Мы вернулись в гостиную. На этот раз мы говорили обо мне. Я рассказала Шуре о своем детстве, проведенном в Италии, в деревне Опичина, расположенной высоко на горных склонах позади Триеста. В этом городе мой отец проработал консулом шесть лет, еще до Второй мировой войны. Я рассказала и о своем брате Эдварде. В Италии его всегда звали английским прозвищем - Бой. Когда мы возвратились в Штаты, я должна была привыкать обращаться к нему уже как ко взрослому - Тед. Я продолжила свое повествование:
- Мой отец был евреем, но у него, конечно, была дипломатическая неприкосновенность. Мы с Боем мало что знали о происходящем, но я помню строгие наказы, которые нам давали перед прогулкой. Каждый день гувернантка выводила нас на прогулку, и иногда мы доходили до деревни, что случалось довольно редко, поскольку обычно мы шли гулять в поля за домом. Но если мы действительно добирались до деревни и хотели что-то сказать о человеке, которого называли дуче, или о другом человеке, которого взрослые звали Гитлером, мы, дети, должны были использовать кодовые имена - мистер Сильная Рука и мистер Жестокое Сердце. Нам хорошенько внушили, что это была не игра и что у родителей, а значит, и у всей семьи, могут быть серьезные проблемы, если какой-нибудь «не тот» прохожий услышит, как мы зовем этих людей по-другому.

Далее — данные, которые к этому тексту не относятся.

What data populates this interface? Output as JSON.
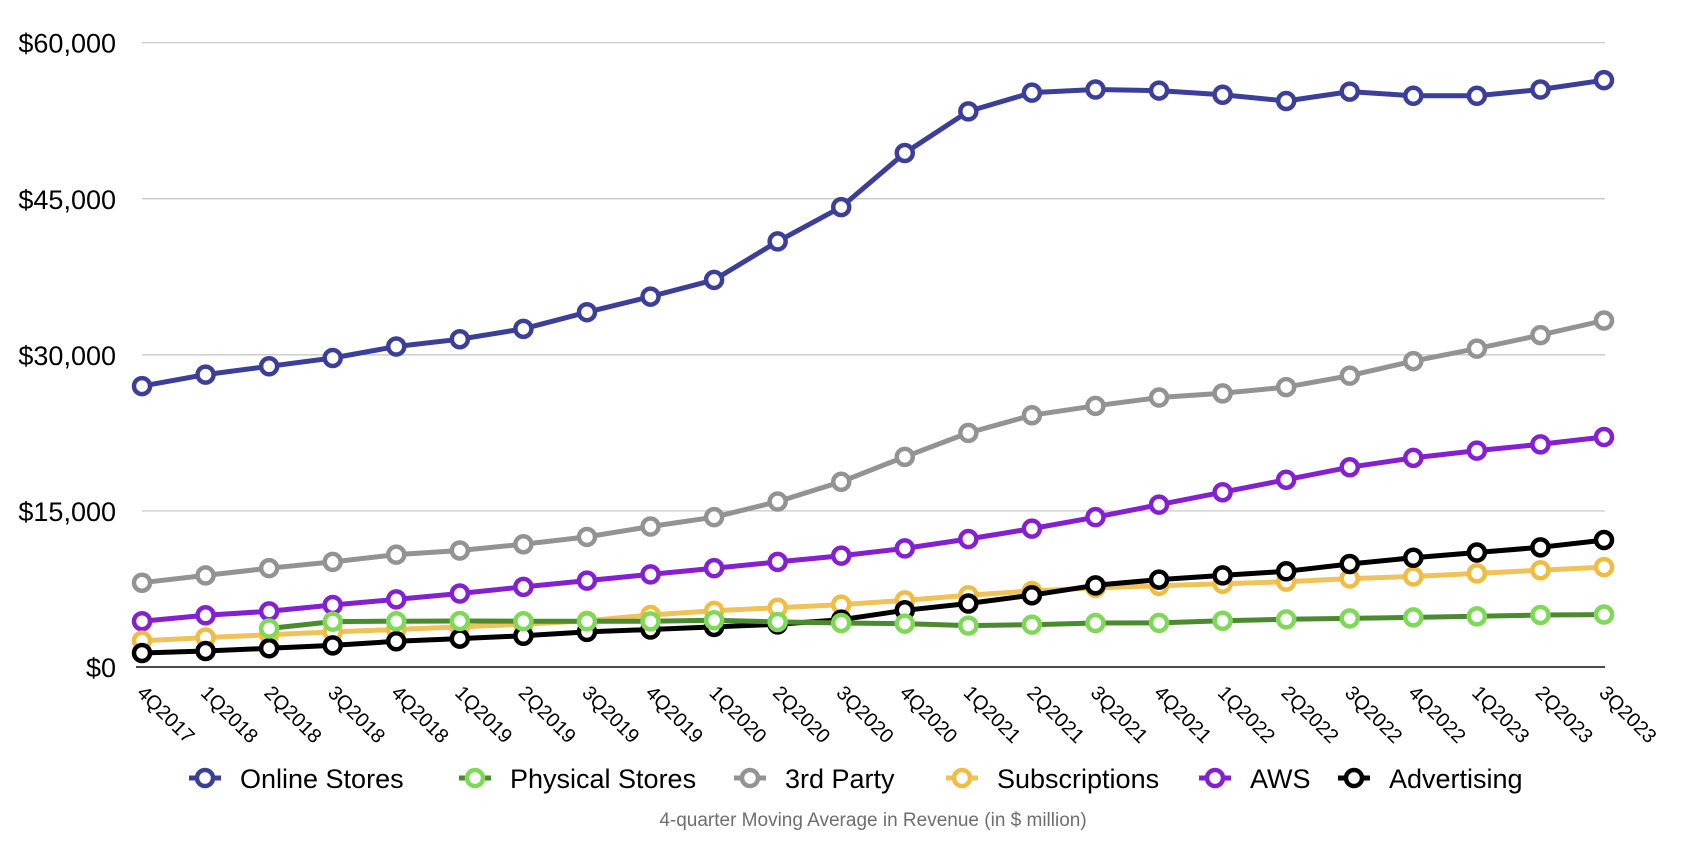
{
  "chart_data": {
    "type": "line",
    "title": "",
    "caption": "4-quarter Moving Average in Revenue (in $ million)",
    "xlabel": "",
    "ylabel": "",
    "ylim": [
      0,
      60000
    ],
    "yticks": [
      0,
      15000,
      30000,
      45000,
      60000
    ],
    "ytick_labels": [
      "$0",
      "$15,000",
      "$30,000",
      "$45,000",
      "$60,000"
    ],
    "grid": true,
    "legend_position": "bottom",
    "categories": [
      "4Q2017",
      "1Q2018",
      "2Q2018",
      "3Q2018",
      "4Q2018",
      "1Q2019",
      "2Q2019",
      "3Q2019",
      "4Q2019",
      "1Q2020",
      "2Q2020",
      "3Q2020",
      "4Q2020",
      "1Q2021",
      "2Q2021",
      "3Q2021",
      "4Q2021",
      "1Q2022",
      "2Q2022",
      "3Q2022",
      "4Q2022",
      "1Q2023",
      "2Q2023",
      "3Q2023"
    ],
    "series": [
      {
        "name": "Online Stores",
        "color": "#3b3f99",
        "marker_color": "#3b3f99",
        "values": [
          27000,
          28100,
          28900,
          29700,
          30800,
          31500,
          32500,
          34100,
          35600,
          37200,
          40900,
          44200,
          49400,
          53400,
          55200,
          55500,
          55400,
          55000,
          54400,
          55300,
          54900,
          54900,
          55500,
          56400
        ]
      },
      {
        "name": "Physical Stores",
        "color": "#4c8a30",
        "marker_color": "#7ed957",
        "values": [
          null,
          null,
          3700,
          4360,
          4400,
          4420,
          4400,
          4390,
          4390,
          4490,
          4330,
          4230,
          4170,
          3980,
          4070,
          4230,
          4240,
          4440,
          4580,
          4670,
          4770,
          4870,
          5000,
          5040
        ]
      },
      {
        "name": "3rd Party",
        "color": "#939393",
        "marker_color": "#939393",
        "values": [
          8100,
          8800,
          9500,
          10100,
          10800,
          11200,
          11800,
          12500,
          13500,
          14400,
          15900,
          17800,
          20200,
          22500,
          24200,
          25100,
          25900,
          26300,
          26900,
          28000,
          29400,
          30600,
          31900,
          33300
        ]
      },
      {
        "name": "Subscriptions",
        "color": "#f0c25a",
        "marker_color": "#f0bc42",
        "values": [
          2530,
          2830,
          3100,
          3370,
          3600,
          3850,
          4100,
          4450,
          5000,
          5400,
          5700,
          6000,
          6400,
          6900,
          7300,
          7600,
          7800,
          8000,
          8200,
          8500,
          8700,
          9000,
          9300,
          9600
        ]
      },
      {
        "name": "AWS",
        "color": "#8420d2",
        "marker_color": "#8420d2",
        "values": [
          4400,
          4970,
          5350,
          5960,
          6500,
          7060,
          7700,
          8300,
          8900,
          9500,
          10100,
          10700,
          11400,
          12300,
          13300,
          14400,
          15600,
          16800,
          18000,
          19200,
          20100,
          20800,
          21400,
          22100
        ]
      },
      {
        "name": "Advertising",
        "color": "#000000",
        "marker_color": "#000000",
        "values": [
          1350,
          1540,
          1800,
          2080,
          2470,
          2730,
          3000,
          3370,
          3600,
          3850,
          4100,
          4550,
          5450,
          6100,
          6900,
          7850,
          8400,
          8800,
          9200,
          9900,
          10500,
          11000,
          11500,
          12200
        ]
      }
    ]
  }
}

- У вас были проблемы в школе?
- Нет, - ответила я. - Мы вообще не ходили в школу. Там было засилье фашистов. Мы учились дома, а нашими преподавателями были гувернантки. Они учили нас по системе Калверта. Эту систему разработали в Балтиморе, и я подозреваю, что она используется до сих пор. Все материалы присылались в семьи сотрудников дипломатической службы, где были дети, а родителей отправляли на работу туда, где было слабо налажено образование или существовали другие причины, по которым детей было нежелательно отдавать в местные школы. Между прочим, это было прекрасное образование. Веришь или нет, но вместе с обычной чепухой, которой учат в начальной школе, шла греко-римская мифология!
Я рассказала Шуре о том утре, когда на наших железных воротах обнаружилась надпись, сделанная наспех огромными красными буквами. Мы с Боем не могли ее понять, но нам сказали, что там написано «еврей». Мы смотрели, как служанка и наш отец отчищают черные железные ворота от краски, а я в это время думала, следует ли мне спросить у взрослых, кто это такой - еврей. И еще о приятном соседе, пожилом человеке, который ходил согнувшись и жил через дорогу от нас. Я не помнила его имени, но знала, что однажды ночью он исчез, и больше никто его не видел.
Я продолжала:
- Нам сказали, что он исчез, потому что был евреем, а мистер Сильная Рука и мистер Жестокое Сердце были плохими, но очень могущественными людьми, и они не любили евреев и цыган и вообще всех, кто был с ними не согласен. Иногда они их забирали и не говорили куда, а мы, дети, не должны задавать много вопросов. Думаю, шел 1939, может быть, 1940 год, и люди начали бесследно исчезать по ночам, но нам с Боем ничего не говорили об этом.